The Public Life of Sherlock Holmes: The Master Plot Formula (per Lester Dent)
Lester Dent was a prolific pulp author, best remembered for creating the adventure hero, Doc Savage.
And speaking of Doc Savage, there is currently a Shane Black film project to star Dwayne ‘The Rock’ Johnson as The Man of Bronze. Hopefully it will introduce Savage and Dent to a new generation.
The Doc Savage stories were published under the house name of Kenneth Robeson, which is a reason Dent’s name isn’t as well-remembered as it should be.
Dent cranked out 159 Doc Savage novels, but he also wrote hundreds of short stories for the pulps across several genres, including war, westerns and mysteries.

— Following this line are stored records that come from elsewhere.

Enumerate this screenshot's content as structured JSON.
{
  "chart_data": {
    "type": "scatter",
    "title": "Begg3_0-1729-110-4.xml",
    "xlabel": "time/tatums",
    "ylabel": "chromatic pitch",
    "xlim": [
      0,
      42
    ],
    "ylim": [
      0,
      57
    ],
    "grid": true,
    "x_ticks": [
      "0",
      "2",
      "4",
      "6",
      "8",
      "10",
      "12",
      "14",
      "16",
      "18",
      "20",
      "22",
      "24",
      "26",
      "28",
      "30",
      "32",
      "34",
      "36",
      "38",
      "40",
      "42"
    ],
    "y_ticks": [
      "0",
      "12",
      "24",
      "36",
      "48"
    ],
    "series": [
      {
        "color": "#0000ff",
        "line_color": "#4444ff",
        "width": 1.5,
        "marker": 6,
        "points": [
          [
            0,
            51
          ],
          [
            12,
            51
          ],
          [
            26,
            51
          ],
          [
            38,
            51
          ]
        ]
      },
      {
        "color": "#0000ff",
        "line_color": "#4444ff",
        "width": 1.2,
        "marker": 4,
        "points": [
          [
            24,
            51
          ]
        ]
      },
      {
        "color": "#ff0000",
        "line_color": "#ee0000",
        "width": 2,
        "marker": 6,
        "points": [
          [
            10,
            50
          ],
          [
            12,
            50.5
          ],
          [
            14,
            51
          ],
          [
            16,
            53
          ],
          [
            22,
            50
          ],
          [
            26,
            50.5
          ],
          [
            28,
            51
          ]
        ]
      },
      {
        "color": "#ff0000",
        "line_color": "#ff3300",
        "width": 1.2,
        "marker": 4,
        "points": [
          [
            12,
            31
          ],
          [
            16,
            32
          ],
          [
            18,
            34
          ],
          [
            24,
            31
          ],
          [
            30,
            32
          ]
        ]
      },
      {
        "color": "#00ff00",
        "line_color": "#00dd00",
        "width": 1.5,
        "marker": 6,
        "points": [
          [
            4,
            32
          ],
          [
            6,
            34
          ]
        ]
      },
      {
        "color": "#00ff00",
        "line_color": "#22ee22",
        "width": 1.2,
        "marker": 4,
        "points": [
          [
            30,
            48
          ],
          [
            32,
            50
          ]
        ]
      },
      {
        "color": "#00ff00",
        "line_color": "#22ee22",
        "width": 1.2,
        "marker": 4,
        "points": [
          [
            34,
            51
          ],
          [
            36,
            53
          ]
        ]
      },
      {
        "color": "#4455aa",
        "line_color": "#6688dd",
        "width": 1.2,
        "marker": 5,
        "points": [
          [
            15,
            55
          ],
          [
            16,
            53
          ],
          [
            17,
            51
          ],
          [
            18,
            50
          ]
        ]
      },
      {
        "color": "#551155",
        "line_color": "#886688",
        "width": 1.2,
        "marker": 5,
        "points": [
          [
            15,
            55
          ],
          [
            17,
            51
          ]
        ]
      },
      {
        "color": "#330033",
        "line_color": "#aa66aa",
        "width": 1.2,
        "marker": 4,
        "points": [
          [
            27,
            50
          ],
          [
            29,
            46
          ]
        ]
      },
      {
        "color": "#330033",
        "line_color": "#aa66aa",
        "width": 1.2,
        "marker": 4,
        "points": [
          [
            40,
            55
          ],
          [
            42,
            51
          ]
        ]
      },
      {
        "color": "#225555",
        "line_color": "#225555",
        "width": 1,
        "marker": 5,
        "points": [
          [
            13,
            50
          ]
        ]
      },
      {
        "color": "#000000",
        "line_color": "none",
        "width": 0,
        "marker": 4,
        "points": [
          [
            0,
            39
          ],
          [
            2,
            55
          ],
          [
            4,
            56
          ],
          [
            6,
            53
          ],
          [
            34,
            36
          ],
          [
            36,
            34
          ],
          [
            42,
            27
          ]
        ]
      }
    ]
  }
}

The John D. MacDonald fan (which should be everyone!) might want to check out his two Oscar Sail stories for a little hint of Travis McGee. “Sail” is included in the massive (over a thousand pages!) anthology from Otto Penzler, The Black Lizard Big Book of Black Mask Stories.
Will Murray (whose name you’re going to be seeing again here at Black Mask very soon) compiled a thorough bibliography, and it includes a very nice intro about Dent.
Dent, who died in 1959, a few weeks after suffering a heart attack, left behind a master plot formula for generating 6,000 word short stories. I’m going to let you read it below, in full, then give you some comments related to it from one of the top fantasy authors of all time.
This is a formula, a master plot, for any 6000 word pulp story. It has worked on adventure, detective, western and war-air. It tells exactly where to put everything. It shows definitely just what must happen in each successive thousand words. No yarn of mine written to the formula has yet failed to sell. The business of building stories seems not much different from the business of building anything else.